In times of the ever-increasing pressure on the marine environment induced by commercial overfishing, foreign trade agreements, tourist-oriented fishing, pollution, and global warming, comprehensive and sustainable approaches in fisheries management that demonstrate a shift to address the pressing needs of food security in our country whilst balancing the sustainable use of marine resources is not an insurmountable task. According to Sunde and Erwin, subsistence fishing has low catch rates and should not be interpreted as a threat to conservation when compared to the larger recreational and tourist fishing sector that are ironically afforded far better protection by the law.[11] There is little to no evidence that subsistence fishing contributes to over-fishing which begs the question, why is the most vulnerable fishing sector, that fishes to meet basic food needs and not for recreation or to make a profit, overlooked? Considering the discriminatory nature of our past, it is hoped the Regulations will move to prioritise the previously disadvantaged, and not enable and protect the wealthy who fish for sport or the foreign fishing trawlers that deliver little or no beneficiation to poor communities. The effect is that currently the subsistence fishers are harassed by law enforcement agencies.

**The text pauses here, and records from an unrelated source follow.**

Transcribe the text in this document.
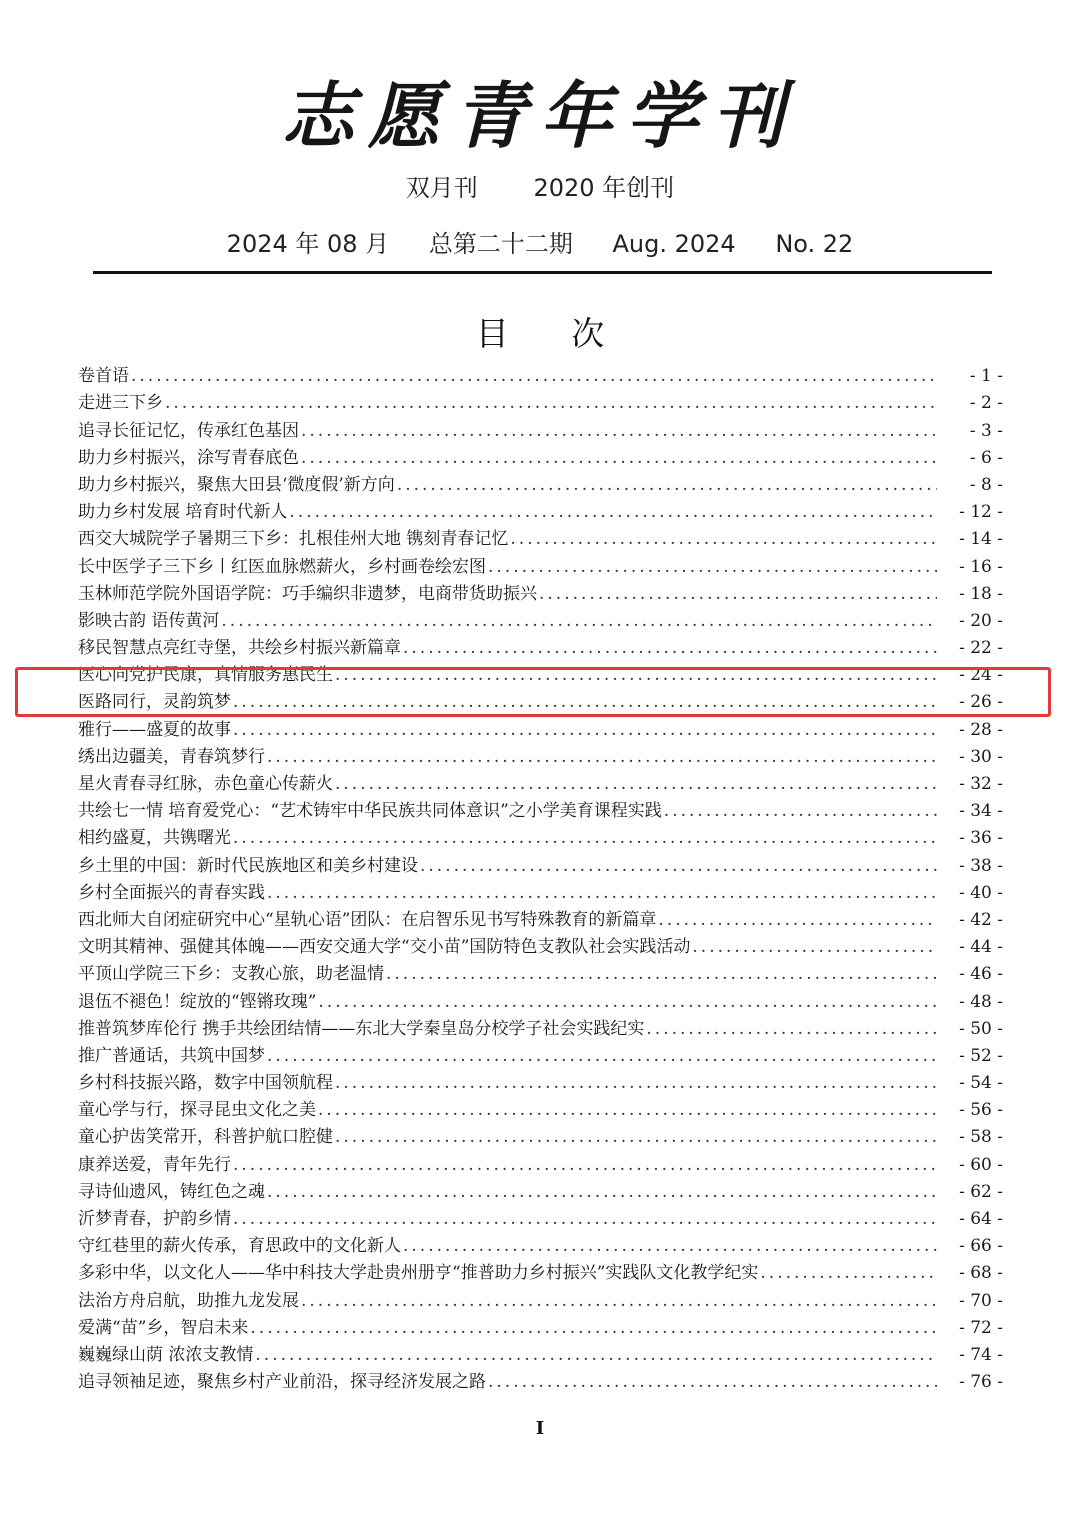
志愿青年学刊
双月刊 2020 年创刊
2024 年 08 月 总第二十二期 Aug. 2024 No. 22
目 次
卷首语 .....	- 1 -
走进三下乡 .....	- 2 -
追寻长征记忆，传承红色基因 .....	- 3 -
助力乡村振兴，涂写青春底色 .....	- 6 -
助力乡村振兴，聚焦大田县‘微度假’新方向 .....	- 8 -
助力乡村发展 培育时代新人 .....	- 12 -
西交大城院学子暑期三下乡：扎根佳州大地 镌刻青春记忆 .....	- 14 -
长中医学子三下乡丨红医血脉燃薪火，乡村画卷绘宏图 .....	- 16 -
玉林师范学院外国语学院：巧手编织非遗梦，电商带货助振兴 .....	- 18 -
影映古韵 语传黄河 .....	- 20 -
移民智慧点亮红寺堡，共绘乡村振兴新篇章 .....	- 22 -
医心向党护民康，真情服务惠民生 .....	- 24 -
医路同行，灵韵筑梦 .....	- 26 -
雅行——盛夏的故事 .....	- 28 -
绣出边疆美，青春筑梦行 .....	- 30 -
星火青春寻红脉，赤色童心传薪火 .....	- 32 -
共绘七一情 培育爱党心：“艺术铸牢中华民族共同体意识”之小学美育课程实践 .....	- 34 -
相约盛夏，共镌曙光 .....	- 36 -
乡土里的中国：新时代民族地区和美乡村建设 .....	- 38 -
乡村全面振兴的青春实践 .....	- 40 -
西北师大自闭症研究中心“星轨心语”团队：在启智乐见书写特殊教育的新篇章 .....	- 42 -
文明其精神、强健其体魄——西安交通大学“交小苗”国防特色支教队社会实践活动 .....	- 44 -
平顶山学院三下乡：支教心旅，助老温情 .....	- 46 -
退伍不褪色！绽放的“铿锵玫瑰” .....	- 48 -
推普筑梦库伦行 携手共绘团结情——东北大学秦皇岛分校学子社会实践纪实 .....	- 50 -
推广普通话，共筑中国梦 .....	- 52 -
乡村科技振兴路，数字中国领航程 .....	- 54 -
童心学与行，探寻昆虫文化之美 .....	- 56 -
童心护齿笑常开，科普护航口腔健 .....	- 58 -
康养送爱，青年先行 .....	- 60 -
寻诗仙遗风，铸红色之魂 .....	- 62 -
沂梦青春，护韵乡情 .....	- 64 -
守红巷里的薪火传承，育思政中的文化新人 .....	- 66 -
多彩中华，以文化人——华中科技大学赴贵州册亨“推普助力乡村振兴”实践队文化教学纪实 .....	- 68 -
法治方舟启航，助推九龙发展 .....	- 70 -
爱满“苗”乡，智启未来 .....	- 72 -
巍巍绿山荫 浓浓支教情 .....	- 74 -
追寻领袖足迹，聚焦乡村产业前沿，探寻经济发展之路 .....	- 76 -
I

The discrimination against subsistence fishers has a long history in this country. The effect of the post Constitution Regulations appear to entrench the racially discriminatory policies of the colonial and Apartheid eras in that harassment, detention, and treatment of subsistence fishers as “poachers”. Even with the promise made by the African National Congress post 1994 to uplift impoverished coastal communities through improved access to marine resources,[12] the failure to correctly recognise, regulate and provide for subsistence fishers in the legal framework criminalises their fishing activities aimed at meeting basic livelihood needs. Without prioritizing subsistence fisher’s calls for recognition, they risk falling deeper into poverty, marginalised invisible and voiceless.

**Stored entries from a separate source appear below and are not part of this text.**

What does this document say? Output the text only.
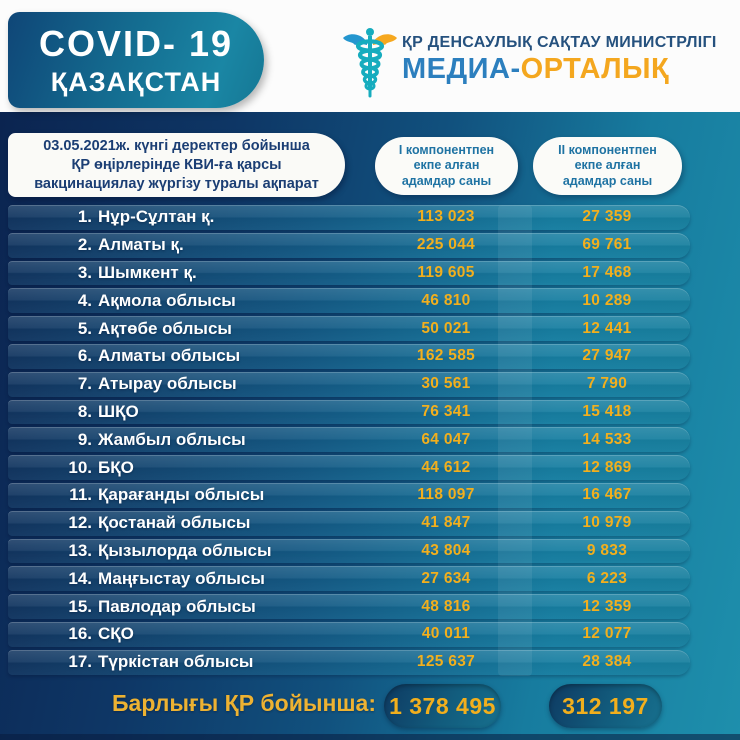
COVID- 19
ҚАЗАҚСТАН
ҚР ДЕНСАУЛЫҚ САҚТАУ МИНИСТРЛІГІ
МЕДИА-ОРТАЛЫҚ
03.05.2021ж. күнгі деректер бойынша
ҚР өңірлерінде КВИ-ға қарсы
вакцинациялау жүргізу туралы ақпарат
I компонентпен
екпе алған
адамдар саны
II компонентпен
екпе алған
адамдар саны
1. Нұр-Сұлтан қ.	113 023	27 359
2. Алматы қ.	225 044	69 761
3. Шымкент қ.	119 605	17 468
4. Ақмола облысы	46 810	10 289
5. Ақтөбе облысы	50 021	12 441
6. Алматы облысы	162 585	27 947
7. Атырау облысы	30 561	7 790
8. ШҚО	76 341	15 418
9. Жамбыл облысы	64 047	14 533
10. БҚО	44 612	12 869
11. Қарағанды облысы	118 097	16 467
12. Қостанай облысы	41 847	10 979
13. Қызылорда облысы	43 804	9 833
14. Маңғыстау облысы	27 634	6 223
15. Павлодар облысы	48 816	12 359
16. СҚО	40 011	12 077
17. Түркістан облысы	125 637	28 384
Барлығы ҚР бойынша: 1 378 495	312 197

[1] GM Branch, Hauck, Siqwana Ndulo and A.H Dye “Defining fishers in the South African Context: Subsistence, Artisanal and Small-Scale Commercial Sectors” 2002 South African Journal of Marine Sciences 475 475.
[2] Britz, “The History of South African Inland Fisheries Policy with Governance Recommendations for the Democratic Era” 2015 Water SA 624 624.
[3] Para 1 of the Policy.
[4] The Policy for Small Scale Fisheries Sector in South Africa 2012.
[5] S1 of the Marine Living Resources Act 18 of 1998
[6] Small Scale Fishing Regulations GN 229 in GG 39790 (2016) sub-reg 4 (1)(d)
[7] J Sunde and K Erwin, Cast Out – The Systematic Exclusion of the KwaZulu Natal Subsistence Fishers from the Fishing Rights Regime in South Africa (2020).
[8] See (n 3)
[9] See (n 2) above.
[10] Statistics South Africa http://www.statssa.gov.za/?p=14957 accessed (02 February 2022).
[11] J Sunde and K Erwin, Cast Out – The Systematic Exclusion of the KwaZulu Natal Subsistence Fishers from the Fishing Rights Regime in South Africa (2020).
[12] The Reconstruction and Development Programme (RDP), a policy framework. Johannesburg: Umanyamo Publications; 1994.